Mme Olivia Gregoire, secrétaire d’État auprès du ministre de l’économie, des finances et de la relance, chargée de l’économie sociale, solidaire et responsable. La tâche est lourde, monsieur le sénateur Salmon ; vous faites bien de le rappeler. C’est toujours un honneur que d’être appelé à faire partie du Gouvernement, mais c’est aussi une sacrée pression, surtout quand on n’a que peu de temps devant soi, ce qui est mon cas, même si j’ai eu l’honneur d’être parlementaire avant d’être nommée secrétaire d’État.
Il reste beaucoup à faire, qui plus est durant cette crise, pour un écosystème en pleine croissance et porteur d’avenir, dont les spécificités sont encore trop méconnues.
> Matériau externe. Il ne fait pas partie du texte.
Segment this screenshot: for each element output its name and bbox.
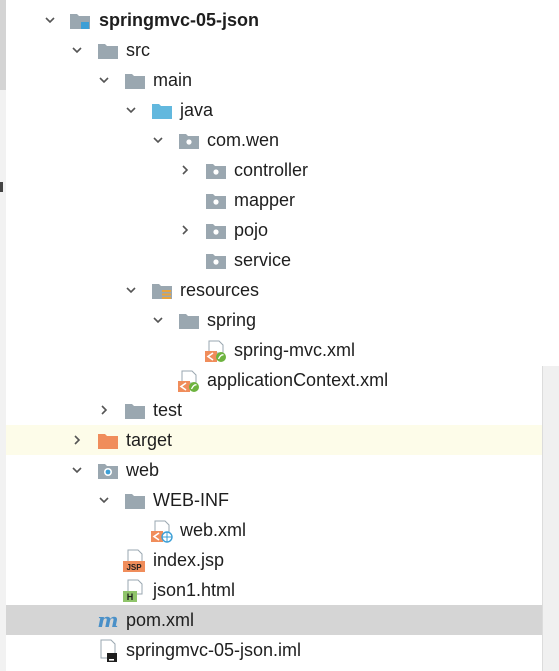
tree-row-pojo[interactable]: pojo [6,215,559,245]
tree-row-spring-mvc-xml[interactable]: spring-mvc.xml [6,335,559,365]
chevron-down-icon[interactable] [150,305,166,335]
folder-icon [177,305,201,335]
maven-icon: m [96,605,120,635]
tree-label: java [180,100,214,120]
tree-label: spring-mvc.xml [234,340,356,360]
web-xml-icon [150,515,174,545]
tree-label: springmvc-05-json [99,10,260,30]
tree-label: index.jsp [153,550,225,570]
tree-label: service [234,250,292,270]
tree-row-test[interactable]: test [6,395,559,425]
web-folder-icon [96,455,120,485]
tree-label: mapper [234,190,296,210]
tree-row-target[interactable]: target [6,425,559,455]
tree-row-controller[interactable]: controller [6,155,559,185]
tree-row-resources[interactable]: resources [6,275,559,305]
tree-row-src[interactable]: src [6,35,559,65]
tree-label: WEB-INF [153,490,229,510]
chevron-right-icon[interactable] [177,215,193,245]
chevron-right-icon[interactable] [69,425,85,455]
package-icon [204,185,228,215]
tree-row-service[interactable]: service [6,245,559,275]
maven-icon-glyph: m [97,609,118,631]
tree-label: controller [234,160,309,180]
tree-row-java[interactable]: java [6,95,559,125]
tree-row-main[interactable]: main [6,65,559,95]
folder-icon [123,65,147,95]
tree-row-mapper[interactable]: mapper [6,185,559,215]
jsp-icon-glyph: JSP [126,563,142,572]
tree-label: spring [207,310,257,330]
tree-row-iml[interactable]: springmvc-05-json.iml [6,635,559,665]
html-icon-glyph: H [127,592,134,602]
chevron-down-icon[interactable] [96,485,112,515]
folder-icon [123,485,147,515]
tree-row-web-xml[interactable]: web.xml [6,515,559,545]
tree-label: applicationContext.xml [207,370,389,390]
tree-label: json1.html [153,580,236,600]
chevron-down-icon[interactable] [42,5,58,35]
tree-row-pom-xml[interactable]: m pom.xml [6,605,559,635]
tree-label: pojo [234,220,269,240]
tree-row-index-jsp[interactable]: JSP index.jsp [6,545,559,575]
spring-xml-icon [177,365,201,395]
vertical-scrollbar[interactable] [542,366,559,671]
tree-label: web.xml [180,520,247,540]
tree-row-application-context-xml[interactable]: applicationContext.xml [6,365,559,395]
source-root-folder-icon [150,95,174,125]
tree-row-web-inf[interactable]: WEB-INF [6,485,559,515]
package-icon [204,245,228,275]
chevron-down-icon[interactable] [150,125,166,155]
tree-label: resources [180,280,260,300]
tree-label: test [153,400,183,420]
chevron-down-icon[interactable] [123,95,139,125]
folder-icon [96,35,120,65]
tree-label: target [126,430,173,450]
package-icon [204,215,228,245]
tree-label: web [126,460,160,480]
excluded-folder-icon [96,425,120,455]
chevron-down-icon[interactable] [96,65,112,95]
tree-label: main [153,70,193,90]
tree-row-package[interactable]: com.wen [6,125,559,155]
module-folder-icon [68,5,92,35]
tree-label: springmvc-05-json.iml [126,640,302,660]
tree-row-web[interactable]: web [6,455,559,485]
tree-label: com.wen [207,130,280,150]
project-tree: springmvc-05-json src main java com.wen … [6,5,559,665]
html-file-icon: H [123,575,147,605]
tree-row-json1-html[interactable]: H json1.html [6,575,559,605]
chevron-down-icon[interactable] [69,455,85,485]
tree-row-project[interactable]: springmvc-05-json [6,5,559,35]
folder-icon [123,395,147,425]
chevron-down-icon[interactable] [69,35,85,65]
jsp-file-icon: JSP [123,545,147,575]
left-gutter-mark [0,182,3,192]
tree-row-spring[interactable]: spring [6,305,559,335]
package-icon [177,125,201,155]
chevron-right-icon[interactable] [96,395,112,425]
tree-label: src [126,40,150,60]
iml-file-icon [96,635,120,665]
chevron-right-icon[interactable] [177,155,193,185]
tree-label: pom.xml [126,610,195,630]
resources-folder-icon [150,275,174,305]
package-icon [204,155,228,185]
chevron-down-icon[interactable] [123,275,139,305]
spring-xml-icon [204,335,228,365]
Je veux rappeler à ce propos un événement que l’on ne connaît peut-être pas assez. L’été dernier, peu après ma nomination au Gouvernement, je devais signer avec la Caisse des dépôts et consignations une convention d’un montant de 210 millions d’euros, pour soutenir directement le financement de l’économie sociale et solidaire dans les territoires. En fin de compte, à l’automne, la convention que j’ai signée portait sur un montant de 300 millions d’euros, soit 90 millions de plus que ce qui était prévu initialement.
Je tiens à le rappeler, car cela répond aussi à la question qui m’a été posée un peu plus tôt sur le financement de ce secteur. Les problématiques sont parfois techniques et complexes. Mais, qu’il s’agisse de la Caisse des dépôts et consignations, des banques privées ou de la Banque de France, je puis vous garantir que les hommes qui sont à leur tête – pour le coup, ce sont des hommes ! – sont attentifs à l’ESS. Ainsi, Éric Lombard, directeur général de la Caisse des dépôts, compte parmi ceux qui ne lésinent pas en matière de financement pour l’économie sociale et solidaire.
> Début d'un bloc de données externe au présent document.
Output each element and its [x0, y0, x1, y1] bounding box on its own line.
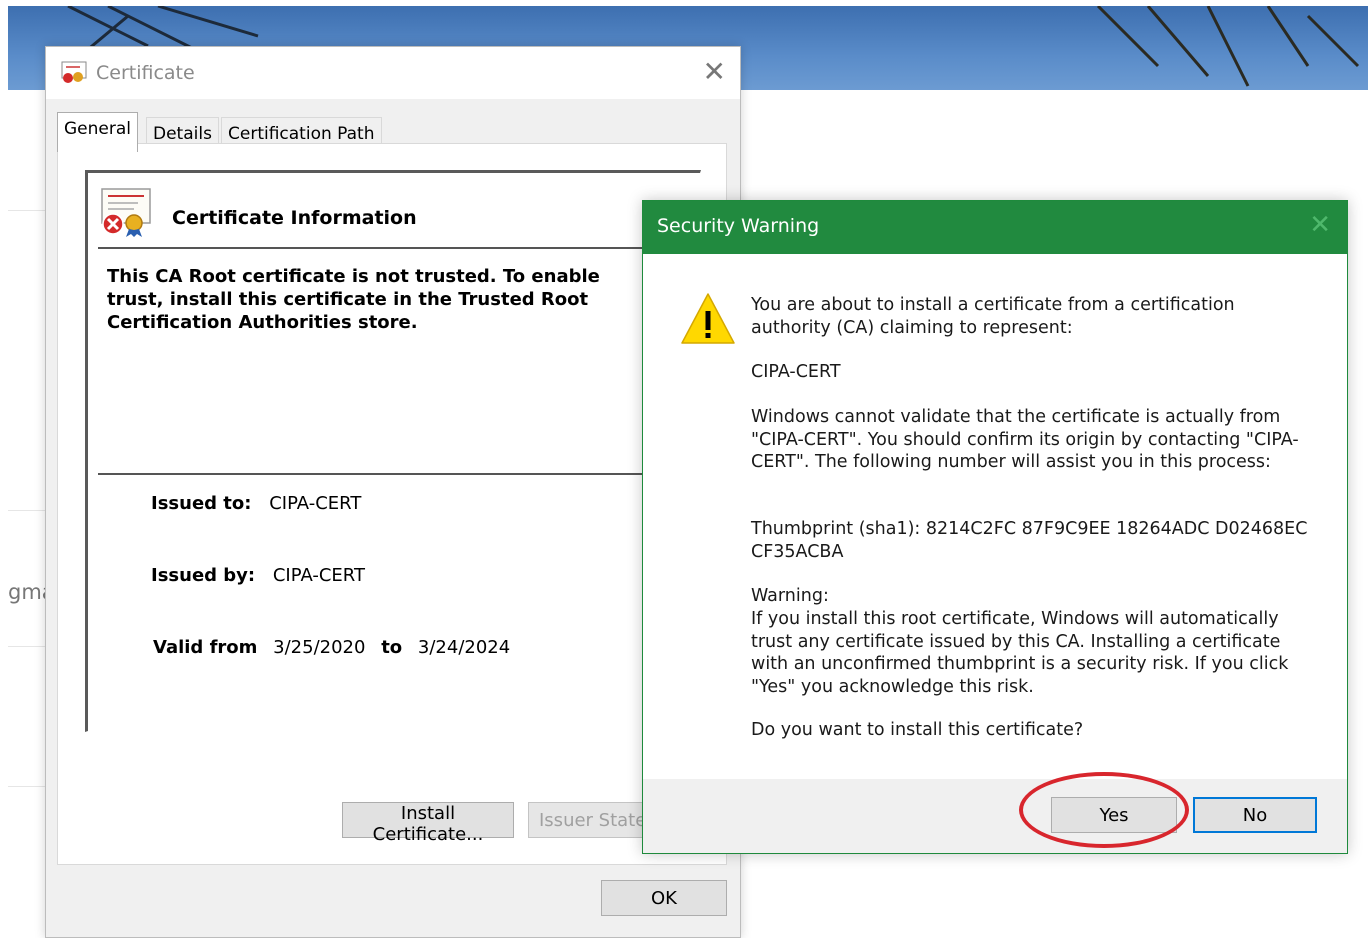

À nous d’agir ensemble ! C’est pourquoi, à défaut de rencontres physiques, je mène de nombreuses visioconférences avec les préfets et même les sous-préfets d’arrondissement. J’ai écrit à eux tous, ainsi qu’à l’ensemble des présidents de région et de département. Nous faisons tout ce que nous pouvons pour faire savoir que ces outils existent et mettre en relation France Active, les acteurs du secteur, le DLA, la Caisse des dépôts, les têtes de réseau, ou encore Bpifrance.
Je n’avais pas encore mentionné ce dernier acteur, mais il faut évoquer les prêts d’honneur que Bpifrance octroie, à hauteur de 130 millions d’euros, au sein des 230 millions d’euros qui lui reviennent parmi le 1,3 milliard d’euros du plan de relance consacré à l’ESS. Ces prêts d’honneur solidaires peuvent apporter jusqu’à 8 000 euros d’aide directe à taux zéro ; à l’heure actuelle, un peu plus de 2 000 prêts ont été ainsi octroyés, il reste encore beaucoup de marge.
J’ai donc une seule réponse à vous apporter, monsieur le sénateur : oui, il y a encore beaucoup de travail, et ce n’est qu’ensemble qu’on peut l’accomplir.